Let's say we have data with predicting variables in a matrix $\textbf{X}$ and a vector of target value $\textbf{Y}$ and we want to find $\pmb{\theta}$ s.t. $$ \arg\min_\theta\frac{1}{n}\sum_{i = 1}^n (X^{(i)} \theta - Y^{(i)})^2 $$ For this we want to use $k$-fold cross-validation to avoid overfitting and have generalizable model. Let's say that $k = 4$. That means for me that we fit 4 different model. The first model fits the subset 1, 2 and 3 and, with the obtained $\theta_1$ compute the Mean Squared Error (MSE) on the subset 4. Then second model fits the subset 1, 2 and 4 and, with the obtained $\theta_2$ compute the Mean Squared Error (MSE) on the subset 3 (and so on for model 3 and 4) let's implement it (in R):
library(ISLR)
library(broom)
library(tidyverse)
rowN = dim(Auto)[1]
subset1 = seq(0, (1*rowN/4), by = 1)
subset2 = seq((1*rowN/4)+1, (2*rowN/4), by = 1)
subset3 = seq((2*rowN/4)+1, (3*rowN/4), by = 1)

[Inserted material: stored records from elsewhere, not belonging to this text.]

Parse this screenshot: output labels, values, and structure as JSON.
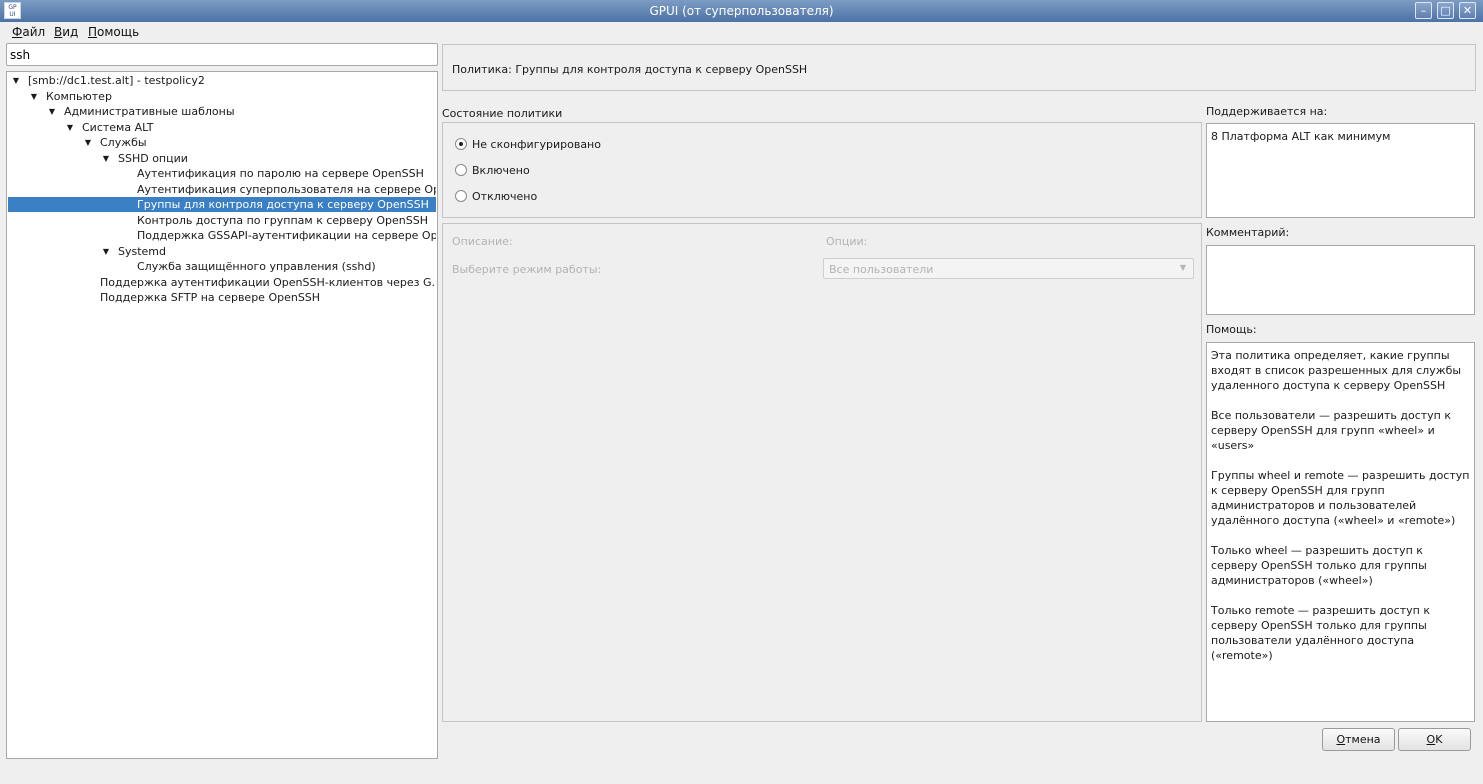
{
  "window": {
    "title": "GPUI (от суперпользователя)",
    "icon_text_top": "GP",
    "icon_text_bottom": "UI",
    "minimize_glyph": "–",
    "maximize_glyph": "□",
    "close_glyph": "✕"
  },
  "menu": {
    "file_mnemonic": "Ф",
    "file_rest": "айл",
    "view_mnemonic": "В",
    "view_rest": "ид",
    "help_mnemonic": "П",
    "help_rest": "омощь"
  },
  "search": {
    "value": "ssh"
  },
  "tree": {
    "items": [
      {
        "label": "[smb://dc1.test.alt] - testpolicy2",
        "arrow": "▼"
      },
      {
        "label": "Компьютер",
        "arrow": "▼"
      },
      {
        "label": "Административные шаблоны",
        "arrow": "▼"
      },
      {
        "label": "Система ALT",
        "arrow": "▼"
      },
      {
        "label": "Службы",
        "arrow": "▼"
      },
      {
        "label": "SSHD опции",
        "arrow": "▼"
      },
      {
        "label": "Аутентификация по паролю на сервере OpenSSH",
        "arrow": ""
      },
      {
        "label": "Аутентификация суперпользователя на сервере Ope...",
        "arrow": ""
      },
      {
        "label": "Группы для контроля доступа к серверу OpenSSH",
        "arrow": ""
      },
      {
        "label": "Контроль доступа по группам к серверу OpenSSH",
        "arrow": ""
      },
      {
        "label": "Поддержка GSSAPI-аутентификации на сервере Ope...",
        "arrow": ""
      },
      {
        "label": "Systemd",
        "arrow": "▼"
      },
      {
        "label": "Служба защищённого управления (sshd)",
        "arrow": ""
      },
      {
        "label": "Поддержка аутентификации OpenSSH-клиентов через G...",
        "arrow": ""
      },
      {
        "label": "Поддержка SFTP на сервере OpenSSH",
        "arrow": ""
      }
    ],
    "selected_index": 8
  },
  "policy": {
    "title": "Политика: Группы для контроля доступа к серверу OpenSSH",
    "state_label": "Состояние политики",
    "state_options": [
      "Не сконфигурировано",
      "Включено",
      "Отключено"
    ],
    "state_selected_index": 0,
    "description_label": "Описание:",
    "options_label": "Опции:",
    "mode_label": "Выберите режим работы:",
    "mode_value": "Все пользователи",
    "mode_caret": "▼"
  },
  "side": {
    "supported_label": "Поддерживается на:",
    "supported_value": "8 Платформа ALT как минимум",
    "comment_label": "Комментарий:",
    "comment_value": "",
    "help_label": "Помощь:",
    "help_paragraphs": [
      "Эта политика определяет, какие группы входят в список разрешенных для службы удаленного доступа к серверу OpenSSH",
      "Все пользователи — разрешить доступ к серверу OpenSSH для групп «wheel» и «users»",
      "Группы wheel и remote — разрешить доступ к серверу OpenSSH для групп администраторов и пользователей удалённого доступа («wheel» и «remote»)",
      "Только wheel — разрешить доступ к серверу OpenSSH только для группы администраторов («wheel»)",
      "Только remote — разрешить доступ к серверу OpenSSH только для группы пользователи удалённого доступа («remote»)"
    ]
  },
  "buttons": {
    "cancel_mnemonic": "О",
    "cancel_rest": "тмена",
    "ok_mnemonic": "O",
    "ok_rest": "K"
  }
}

subset4 = seq((3*rowN/4)+1, (4*rowN/4), by = 1)
ComputeModel = function(subset1, subset2, subset3){
model=lm(mpg ~ weight +
origin +
horsepower +
year +
displacement +
acceleration,
data=Auto,
subset=c(subset1, subset2, subset3))
return(model)
}
ComputeTheta = function(model){
return(tibble(model1$coefficients))
}
ComputeMSE = function(model, subset){
cat(c("MSE: ", round(mean((Auto$mpg-predict(model,Auto))[subset]^2), 3), "\n"))
}
model1 = ComputeModel(subset1, subset2, subset3)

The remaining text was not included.